Korona Memicu Gelombang Pemulangan Pekerja Migran
Prekrutan pekerja baru merosot hingga 50 persen gara-gara Covid-19. Negara-negara Teluk ingin meningkatkan jumlah pekerja domestik pada pekerjaan yang didanai pemerintah.
Sampai Februari 2020, pekerjaan-pekerjaan bergaji rendah dan tidak butuh keterampilan khusus dikerjakan para migran di banyak negara. Kini, penduduk lokal di banyak negara memperebutkan apa pun pekerjaannya demi menjaga pendapatan.
Dulu, pekerjaan berupah rendah dan tanpa keahlian khusus digarap pemegang visa pelajar, pendatang tanpa izin kerja, hingga warga asing tanpa izin sah. Sebab, hanya mereka yang mau menerima upah kecil dari pekerjaan yang dianggap rendahan seperti tenaga pembersih dan buruh angkut di banyak negara Asia, Eropa, dan Amerika Utara.
Baca juga : Trump Melunak Soal Pembatasan
Pandemi Covid-19 mengubah semua itu. Amerika Serikat kini mencatat hampir 18 juta pengangguran. Uni Eropa mencatat total 14,3 juta pengangguran. Sementara negara-negara Teluk mencatatkan banyak pengangguran karena pukulan ganda pandemi dan penurunan harga minyak. Di Asia Tenggara, pandemi melonjakkan pengangguran Malaysia dan Singapura yang selama ini paling banyak disasar pekerja migran.
Dengan penurunan suara Partai Aksi Rakyat (PAP) di Pemilu 2020, pengetatan izin bagi pekerja migran di Singapura berpeluang kembali terjadi. Hal itu pernah terjadi pada 2011 kala PAP mencatat perolehan terburuk sepanjang sejarah. ”Pembuat kebijakan akan mengetatkan izin pekerja asing,” ujar Song Seng Wun, ekonom pada CIMB Private Banking.
Pemerintah negara-negara berusaha menyediakan apa pun lowongan pekerjaan untuk warga mereka. Termasuk dengan mengurangi peluang pekerja migran. AS menerbitkan sejumlah kebijakan untuk mendorong itu. Kebijakan terbarunya memaksa pelajar asing pulang selama pembelajaran masih daring.
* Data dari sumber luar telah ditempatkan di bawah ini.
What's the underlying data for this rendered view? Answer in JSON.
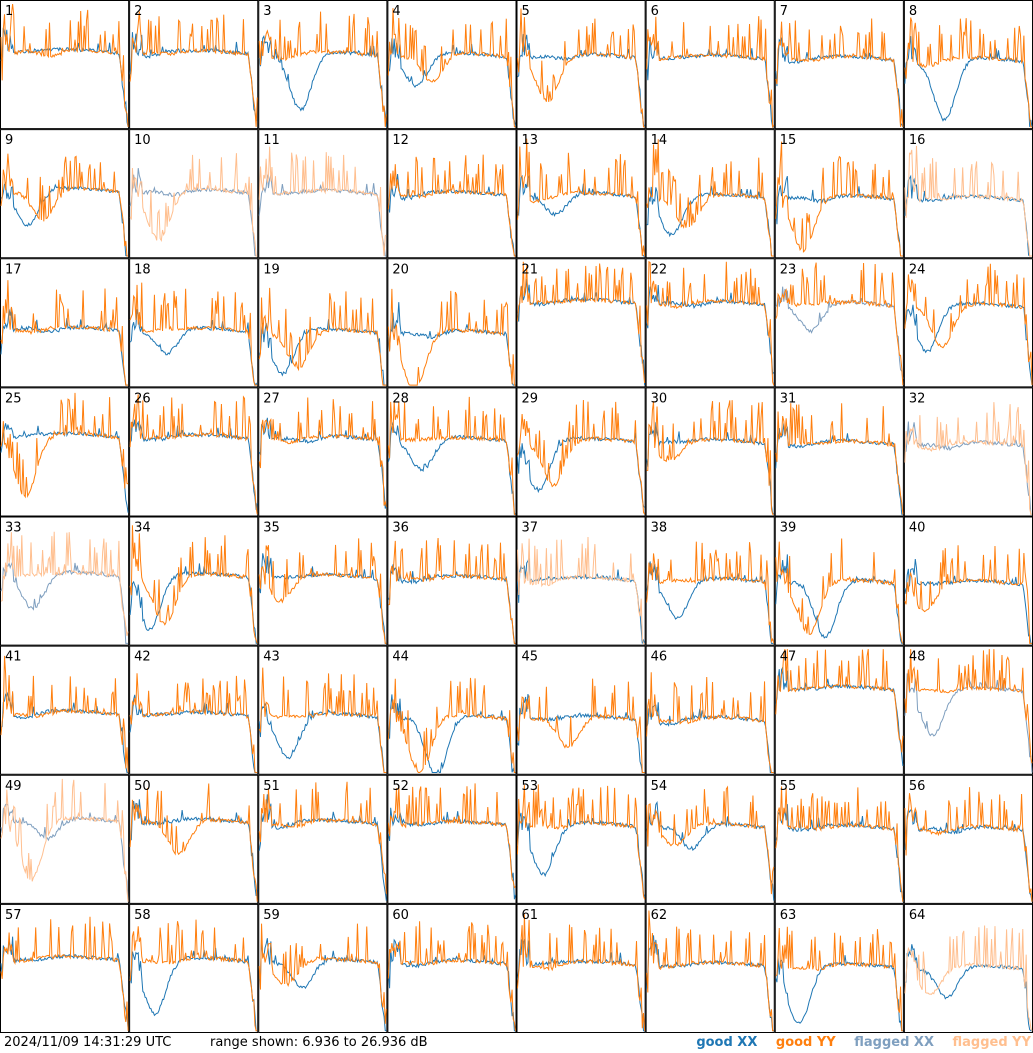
{
  "footer": {
    "timestamp": "2024/11/09 14:31:29 UTC",
    "range_text": "range shown: 6.936 to 26.936 dB"
  },
  "legend": {
    "good_xx": "good XX",
    "good_yy": "good YY",
    "flagged_xx": "flagged XX",
    "flagged_yy": "flagged YY"
  },
  "colors": {
    "good_xx": "#1f77b4",
    "good_yy": "#ff7f0e",
    "flagged_xx": "#7f9fbf",
    "flagged_yy": "#ffbf8f"
  },
  "chart_data": {
    "type": "line",
    "layout": "8x8 small multiples",
    "ylim": [
      6.936,
      26.936
    ],
    "y_unit": "dB",
    "panels": [
      {
        "id": "1",
        "xx": "good",
        "yy": "good"
      },
      {
        "id": "2",
        "xx": "good",
        "yy": "good"
      },
      {
        "id": "3",
        "xx": "good",
        "yy": "good"
      },
      {
        "id": "4",
        "xx": "good",
        "yy": "good"
      },
      {
        "id": "5",
        "xx": "good",
        "yy": "good"
      },
      {
        "id": "6",
        "xx": "good",
        "yy": "good"
      },
      {
        "id": "7",
        "xx": "good",
        "yy": "good"
      },
      {
        "id": "8",
        "xx": "good",
        "yy": "good"
      },
      {
        "id": "9",
        "xx": "good",
        "yy": "good"
      },
      {
        "id": "10",
        "xx": "flagged",
        "yy": "flagged"
      },
      {
        "id": "11",
        "xx": "flagged",
        "yy": "flagged"
      },
      {
        "id": "12",
        "xx": "good",
        "yy": "good"
      },
      {
        "id": "13",
        "xx": "good",
        "yy": "good"
      },
      {
        "id": "14",
        "xx": "good",
        "yy": "good"
      },
      {
        "id": "15",
        "xx": "good",
        "yy": "good"
      },
      {
        "id": "16",
        "xx": "good",
        "yy": "flagged"
      },
      {
        "id": "17",
        "xx": "good",
        "yy": "good"
      },
      {
        "id": "18",
        "xx": "good",
        "yy": "good"
      },
      {
        "id": "19",
        "xx": "good",
        "yy": "good"
      },
      {
        "id": "20",
        "xx": "good",
        "yy": "good"
      },
      {
        "id": "21",
        "xx": "good",
        "yy": "good"
      },
      {
        "id": "22",
        "xx": "good",
        "yy": "good"
      },
      {
        "id": "23",
        "xx": "flagged",
        "yy": "good"
      },
      {
        "id": "24",
        "xx": "good",
        "yy": "good"
      },
      {
        "id": "25",
        "xx": "good",
        "yy": "good"
      },
      {
        "id": "26",
        "xx": "good",
        "yy": "good"
      },
      {
        "id": "27",
        "xx": "good",
        "yy": "good"
      },
      {
        "id": "28",
        "xx": "good",
        "yy": "good"
      },
      {
        "id": "29",
        "xx": "good",
        "yy": "good"
      },
      {
        "id": "30",
        "xx": "good",
        "yy": "good"
      },
      {
        "id": "31",
        "xx": "good",
        "yy": "good"
      },
      {
        "id": "32",
        "xx": "flagged",
        "yy": "flagged"
      },
      {
        "id": "33",
        "xx": "flagged",
        "yy": "flagged"
      },
      {
        "id": "34",
        "xx": "good",
        "yy": "good"
      },
      {
        "id": "35",
        "xx": "good",
        "yy": "good"
      },
      {
        "id": "36",
        "xx": "good",
        "yy": "good"
      },
      {
        "id": "37",
        "xx": "good",
        "yy": "flagged"
      },
      {
        "id": "38",
        "xx": "good",
        "yy": "good"
      },
      {
        "id": "39",
        "xx": "good",
        "yy": "good"
      },
      {
        "id": "40",
        "xx": "good",
        "yy": "good"
      },
      {
        "id": "41",
        "xx": "good",
        "yy": "good"
      },
      {
        "id": "42",
        "xx": "good",
        "yy": "good"
      },
      {
        "id": "43",
        "xx": "good",
        "yy": "good"
      },
      {
        "id": "44",
        "xx": "good",
        "yy": "good"
      },
      {
        "id": "45",
        "xx": "good",
        "yy": "good"
      },
      {
        "id": "46",
        "xx": "good",
        "yy": "good"
      },
      {
        "id": "47",
        "xx": "good",
        "yy": "good"
      },
      {
        "id": "48",
        "xx": "flagged",
        "yy": "good"
      },
      {
        "id": "49",
        "xx": "flagged",
        "yy": "flagged"
      },
      {
        "id": "50",
        "xx": "good",
        "yy": "good"
      },
      {
        "id": "51",
        "xx": "good",
        "yy": "good"
      },
      {
        "id": "52",
        "xx": "good",
        "yy": "good"
      },
      {
        "id": "53",
        "xx": "good",
        "yy": "good"
      },
      {
        "id": "54",
        "xx": "good",
        "yy": "good"
      },
      {
        "id": "55",
        "xx": "good",
        "yy": "good"
      },
      {
        "id": "56",
        "xx": "good",
        "yy": "good"
      },
      {
        "id": "57",
        "xx": "good",
        "yy": "good"
      },
      {
        "id": "58",
        "xx": "good",
        "yy": "good"
      },
      {
        "id": "59",
        "xx": "good",
        "yy": "good"
      },
      {
        "id": "60",
        "xx": "good",
        "yy": "good"
      },
      {
        "id": "61",
        "xx": "good",
        "yy": "good"
      },
      {
        "id": "62",
        "xx": "good",
        "yy": "good"
      },
      {
        "id": "63",
        "xx": "good",
        "yy": "good"
      },
      {
        "id": "64",
        "xx": "good",
        "yy": "flagged"
      }
    ]
  }
}
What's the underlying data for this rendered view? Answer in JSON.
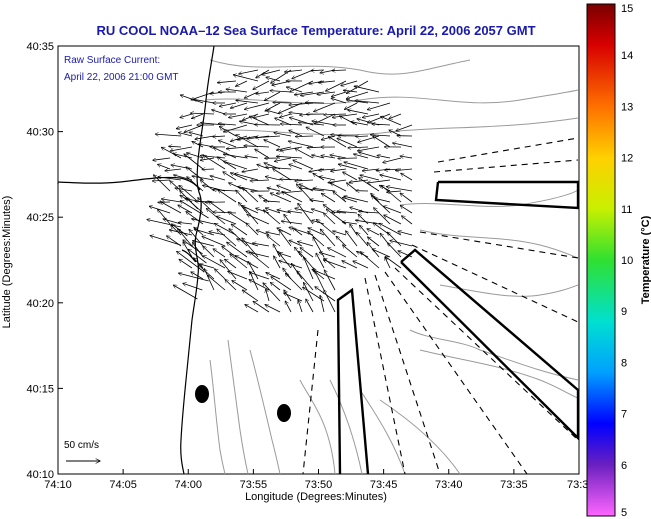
{
  "title": "RU COOL  NOAA–12  Sea Surface Temperature:  April 22, 2006 2057 GMT",
  "annotation": {
    "line1": "Raw Surface Current:",
    "line2": "April 22, 2006 21:00 GMT"
  },
  "axes": {
    "xlabel": "Longitude (Degrees:Minutes)",
    "ylabel": "Latitude (Degrees:Minutes)",
    "xticks": [
      "74:10",
      "74:05",
      "74:00",
      "73:55",
      "73:50",
      "73:45",
      "73:40",
      "73:35",
      "73:3"
    ],
    "yticks": [
      "40:35",
      "40:30",
      "40:25",
      "40:20",
      "40:15",
      "40:10"
    ]
  },
  "scale_arrow": {
    "label": "50 cm/s"
  },
  "colorbar": {
    "label": "Temperature (°C)",
    "ticks": [
      "15",
      "14",
      "13",
      "12",
      "11",
      "10",
      "9",
      "8",
      "7",
      "6",
      "5"
    ],
    "colors": {
      "top": "#8b0000",
      "orange": "#ff8c00",
      "yellow": "#ffee00",
      "green": "#22dd22",
      "cyan": "#00e0e0",
      "blue": "#0000ff",
      "purple": "#6a1fc0",
      "bottom": "#ff66ff"
    }
  },
  "markers": [
    "station-marker",
    "station-marker"
  ],
  "colors": {
    "title": "#1a1aa8",
    "coast": "#000000",
    "bathymetry": "#9a9a9a",
    "land": "#ffffff"
  }
}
Hingga 1 juta pelajar asing kini kuliah di sejumlah perguruan tinggi AS dan bisa terdampak peraturan baru itu. Kebijakan-kebijakan itu diharapkan memberikan ratusan ribu lowongan kerja bagi warga AS.
Baca juga : Trump Memperpanjang Larangan Visa Kerja
Sementara Arab Saudi dan Kuwait ditaksir akan memulangkan hingga 2,5 juta pekerja migran sampai Desember 2020. Pekerja berketerampilan rendah di kawasan Teluk paling terdampak.
”Negara-negara Teluk ingin meningkatkan jumlah pekerja domestik pada pekerjaan yang didanai pemerintah,” kata peneliti Arab Gulf States Institute, Robert Mogielnicki, kepada Arab News.
Mengutip Gulf Talent, Arab News melaporkan bahwa perekrutan pekerja baru di kawasan merosot hingga 50 persen gara-gara Covid-19 dan penurunan harga minyak. Akibatnya, banyak pekerja migran harus pulang.
Pemerintah sejumlah negara berusaha menyediakan apa pun lowongan pekerjaan untuk warga mereka.
Paling dekat dari Indonesia adalah Malaysia yang secara resmi telah memulangkan belasan ribu pekerja migran. Sementara data dari Indonesia menunjukkan lebih dari 30.000 WNI pulang dari Malaysia selama pandemi. Sebelumnya, mayoritas dari mereka menjadi pekerja informal dengan upah harian.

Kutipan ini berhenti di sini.